What happens when you invite the most innovative electronic music and video artists from around the world to Charm City for a three-night event? You get the Once Twice Sound Festival. And with one night on the Hopkins own campus, anyone remotely interested in seeing how the electronic music scene is shaping across the globe, should come to this event.
"There really isn't an event like this anywhere else on the East Coast," says Ben Parris, co-organizer of the event.
The festival moves from the Ottobar on Thursday, April 15 to The Supreme Imperial, a cool new music and art space warehouse, on Friday, April 16, and closes with Saturday's show at the Second Decade Society Room in the Mattin Center. And this year the organizers added a free international video art screening before Saturdays show in Mattin 227.
"This festival is unique in that it offers such a wide range of electronic music. Each night is refined to present one style, which is completely different from the other nights," Parris says.
Thursday will present break beats and twisted hip hop, showcasing artists like Jimmy Edgar, who is coming out with a much anticipated album on Warp records this summer.
Friday's show will feature more traditional dance-techno, and the atmosphere will be more like a club party.
The closing show will showcase minimalistic electronica and will have a major emphasis on video integration with the audio performance.
"We paired audio and visual artists up to present the combination using [computer] programs like Max/MSP/Jitter. In Saturday's performance, video is emphasized as much as audio."
"Every year its been really fun," says Parris, who has been running the event for four years. "When performers come to Baltimore, the crowds are really responsive, and it really makes an impression on the performers that Baltimore is a good place to come, that the people here are open-minded.
And this year, the venues match perfectly to the type of music being played." The Ottobar is as good a place as any to hear those head-nodding bass lines. The Supreme Imperial, an artsy warehouse, is the perfect venue to present dance inducing techno.
Finally, the Second Decade Society Room, has already been the perfect venue for both of the showcases that Nerven put on earlier this year as prequels to the Once Twice Sound Festival.
The Once Twice Festival is still relatively unknown, but that doesn't stop it from bringing acts that are on the cutting edge of electronica across the globe.

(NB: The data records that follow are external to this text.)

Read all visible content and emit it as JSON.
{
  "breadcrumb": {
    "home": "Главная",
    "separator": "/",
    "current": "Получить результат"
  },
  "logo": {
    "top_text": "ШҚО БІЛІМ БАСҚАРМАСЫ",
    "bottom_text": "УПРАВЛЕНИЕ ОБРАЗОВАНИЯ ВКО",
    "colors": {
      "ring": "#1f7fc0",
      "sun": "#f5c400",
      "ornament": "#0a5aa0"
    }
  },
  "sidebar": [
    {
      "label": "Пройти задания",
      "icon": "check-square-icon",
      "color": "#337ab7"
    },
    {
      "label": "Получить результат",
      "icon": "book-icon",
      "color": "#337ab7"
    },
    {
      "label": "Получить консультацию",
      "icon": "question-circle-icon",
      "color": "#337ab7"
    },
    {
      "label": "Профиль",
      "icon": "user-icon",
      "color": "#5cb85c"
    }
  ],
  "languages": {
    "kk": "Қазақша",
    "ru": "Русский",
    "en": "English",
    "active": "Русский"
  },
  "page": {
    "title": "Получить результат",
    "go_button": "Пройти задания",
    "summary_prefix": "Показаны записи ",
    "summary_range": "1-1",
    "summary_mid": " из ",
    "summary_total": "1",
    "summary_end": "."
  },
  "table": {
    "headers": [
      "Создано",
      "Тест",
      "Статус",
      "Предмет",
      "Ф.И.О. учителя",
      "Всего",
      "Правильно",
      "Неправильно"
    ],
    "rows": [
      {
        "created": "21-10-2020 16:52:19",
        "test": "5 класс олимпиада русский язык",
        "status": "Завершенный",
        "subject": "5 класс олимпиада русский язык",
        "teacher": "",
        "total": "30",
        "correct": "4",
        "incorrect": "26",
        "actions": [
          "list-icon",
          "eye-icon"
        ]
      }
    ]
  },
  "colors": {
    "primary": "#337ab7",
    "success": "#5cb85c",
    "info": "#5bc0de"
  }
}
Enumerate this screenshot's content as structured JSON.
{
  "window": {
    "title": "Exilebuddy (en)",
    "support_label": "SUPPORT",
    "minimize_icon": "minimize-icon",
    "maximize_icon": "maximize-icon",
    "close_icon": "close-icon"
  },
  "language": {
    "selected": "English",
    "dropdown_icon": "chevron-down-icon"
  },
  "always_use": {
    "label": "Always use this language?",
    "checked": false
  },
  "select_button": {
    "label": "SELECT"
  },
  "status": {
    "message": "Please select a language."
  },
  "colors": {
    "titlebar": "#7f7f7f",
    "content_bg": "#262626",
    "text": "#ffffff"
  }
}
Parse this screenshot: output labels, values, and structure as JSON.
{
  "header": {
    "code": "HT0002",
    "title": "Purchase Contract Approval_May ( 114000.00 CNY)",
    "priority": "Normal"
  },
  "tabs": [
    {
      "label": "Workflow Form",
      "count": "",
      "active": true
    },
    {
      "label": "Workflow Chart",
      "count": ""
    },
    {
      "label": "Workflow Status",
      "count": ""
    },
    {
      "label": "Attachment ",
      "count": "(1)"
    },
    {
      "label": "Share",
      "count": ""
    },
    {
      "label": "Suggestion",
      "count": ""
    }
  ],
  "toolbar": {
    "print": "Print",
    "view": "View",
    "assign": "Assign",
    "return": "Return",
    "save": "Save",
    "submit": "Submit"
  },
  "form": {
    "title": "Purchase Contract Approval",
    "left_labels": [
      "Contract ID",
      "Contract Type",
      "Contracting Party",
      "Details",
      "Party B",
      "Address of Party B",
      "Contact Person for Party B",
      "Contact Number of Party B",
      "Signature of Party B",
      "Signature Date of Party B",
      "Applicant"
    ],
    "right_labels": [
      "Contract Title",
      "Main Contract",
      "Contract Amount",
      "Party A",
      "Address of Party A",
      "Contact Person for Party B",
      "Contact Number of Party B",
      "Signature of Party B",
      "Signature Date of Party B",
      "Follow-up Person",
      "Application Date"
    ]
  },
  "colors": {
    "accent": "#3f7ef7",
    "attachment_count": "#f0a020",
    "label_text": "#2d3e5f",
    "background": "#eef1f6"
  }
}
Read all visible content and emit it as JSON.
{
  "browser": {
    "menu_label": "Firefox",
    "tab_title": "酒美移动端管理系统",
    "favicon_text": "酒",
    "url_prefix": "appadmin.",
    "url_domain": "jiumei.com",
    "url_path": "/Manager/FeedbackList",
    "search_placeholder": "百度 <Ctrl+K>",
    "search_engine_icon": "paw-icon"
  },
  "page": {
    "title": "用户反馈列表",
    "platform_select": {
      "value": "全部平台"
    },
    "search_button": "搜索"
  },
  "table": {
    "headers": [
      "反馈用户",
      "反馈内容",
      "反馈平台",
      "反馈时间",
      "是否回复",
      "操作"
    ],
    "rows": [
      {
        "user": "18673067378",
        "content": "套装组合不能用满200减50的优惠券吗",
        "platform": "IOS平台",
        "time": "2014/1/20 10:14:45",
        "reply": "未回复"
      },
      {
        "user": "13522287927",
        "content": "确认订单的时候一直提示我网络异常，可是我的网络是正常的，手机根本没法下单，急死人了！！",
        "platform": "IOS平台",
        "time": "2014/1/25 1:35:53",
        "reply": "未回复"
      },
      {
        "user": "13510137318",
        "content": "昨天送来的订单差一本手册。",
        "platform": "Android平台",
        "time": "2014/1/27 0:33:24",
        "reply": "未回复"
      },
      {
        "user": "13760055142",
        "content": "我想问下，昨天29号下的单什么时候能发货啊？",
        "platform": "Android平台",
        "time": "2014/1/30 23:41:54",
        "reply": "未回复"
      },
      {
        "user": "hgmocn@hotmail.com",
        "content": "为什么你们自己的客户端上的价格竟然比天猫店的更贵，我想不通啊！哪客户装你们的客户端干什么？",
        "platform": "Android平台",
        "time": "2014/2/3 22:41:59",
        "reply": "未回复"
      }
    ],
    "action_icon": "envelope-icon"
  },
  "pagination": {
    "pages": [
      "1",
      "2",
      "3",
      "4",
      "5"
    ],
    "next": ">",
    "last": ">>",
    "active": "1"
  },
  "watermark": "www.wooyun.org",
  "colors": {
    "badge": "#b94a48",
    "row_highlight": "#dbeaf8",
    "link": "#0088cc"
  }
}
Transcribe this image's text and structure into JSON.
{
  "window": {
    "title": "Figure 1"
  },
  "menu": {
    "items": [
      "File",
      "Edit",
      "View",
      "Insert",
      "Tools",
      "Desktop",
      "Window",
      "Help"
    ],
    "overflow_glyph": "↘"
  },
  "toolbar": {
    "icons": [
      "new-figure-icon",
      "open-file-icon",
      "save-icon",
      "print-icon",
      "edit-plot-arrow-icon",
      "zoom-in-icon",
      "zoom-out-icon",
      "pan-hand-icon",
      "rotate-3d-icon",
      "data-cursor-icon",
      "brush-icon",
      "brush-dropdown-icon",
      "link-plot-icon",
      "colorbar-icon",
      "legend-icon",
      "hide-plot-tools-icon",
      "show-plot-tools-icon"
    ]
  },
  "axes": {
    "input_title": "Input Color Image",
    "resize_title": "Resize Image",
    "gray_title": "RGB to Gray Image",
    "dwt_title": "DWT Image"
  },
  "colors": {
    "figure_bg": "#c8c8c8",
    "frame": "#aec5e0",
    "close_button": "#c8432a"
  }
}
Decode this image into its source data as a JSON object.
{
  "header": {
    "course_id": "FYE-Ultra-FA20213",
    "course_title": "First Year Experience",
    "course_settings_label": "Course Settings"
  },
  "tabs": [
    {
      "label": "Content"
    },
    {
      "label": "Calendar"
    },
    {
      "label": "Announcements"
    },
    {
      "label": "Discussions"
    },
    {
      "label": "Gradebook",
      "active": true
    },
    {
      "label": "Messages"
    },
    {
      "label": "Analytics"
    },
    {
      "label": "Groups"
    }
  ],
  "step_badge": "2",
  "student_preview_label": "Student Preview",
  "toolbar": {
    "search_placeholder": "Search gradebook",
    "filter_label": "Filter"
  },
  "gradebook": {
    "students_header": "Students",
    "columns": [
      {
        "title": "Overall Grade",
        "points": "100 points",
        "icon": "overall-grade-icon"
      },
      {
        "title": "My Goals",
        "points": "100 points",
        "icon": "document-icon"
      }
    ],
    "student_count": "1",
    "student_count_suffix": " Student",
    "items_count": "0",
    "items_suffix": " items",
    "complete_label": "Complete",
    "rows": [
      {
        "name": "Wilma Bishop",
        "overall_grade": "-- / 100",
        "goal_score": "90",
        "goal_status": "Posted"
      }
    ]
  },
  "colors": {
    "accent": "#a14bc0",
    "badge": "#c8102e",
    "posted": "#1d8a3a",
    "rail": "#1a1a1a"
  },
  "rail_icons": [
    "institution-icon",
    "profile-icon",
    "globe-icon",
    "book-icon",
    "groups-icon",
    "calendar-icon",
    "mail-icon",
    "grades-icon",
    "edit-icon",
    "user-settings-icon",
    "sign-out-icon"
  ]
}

This year's festival highlights artists mainly from San Francisco, Detroit, Montreal and Berlin. "America hasn't really been exposed to these kinds of newer electronica, and so there's not really an infrastructure to present it like trance or other kinds of music you'll find in the club scene in America.
So we're hoping the festival gives these incredibly talented artists a way to get the exposure that they already have in places like Europe," says Parris.
As a dance fiend, I'm looking forward to going to the Friday night show, especially because the Baltimore rave scene has lately been centered around warehouses. Ben Parris feels that most people would find Thursday night's hip-hop show easiest to take in.
All three of the venues look like promising treats with all that music and video talent. If you can't make it to all three, the best bet is to least catch the free international video art screening on Saturday afternoon.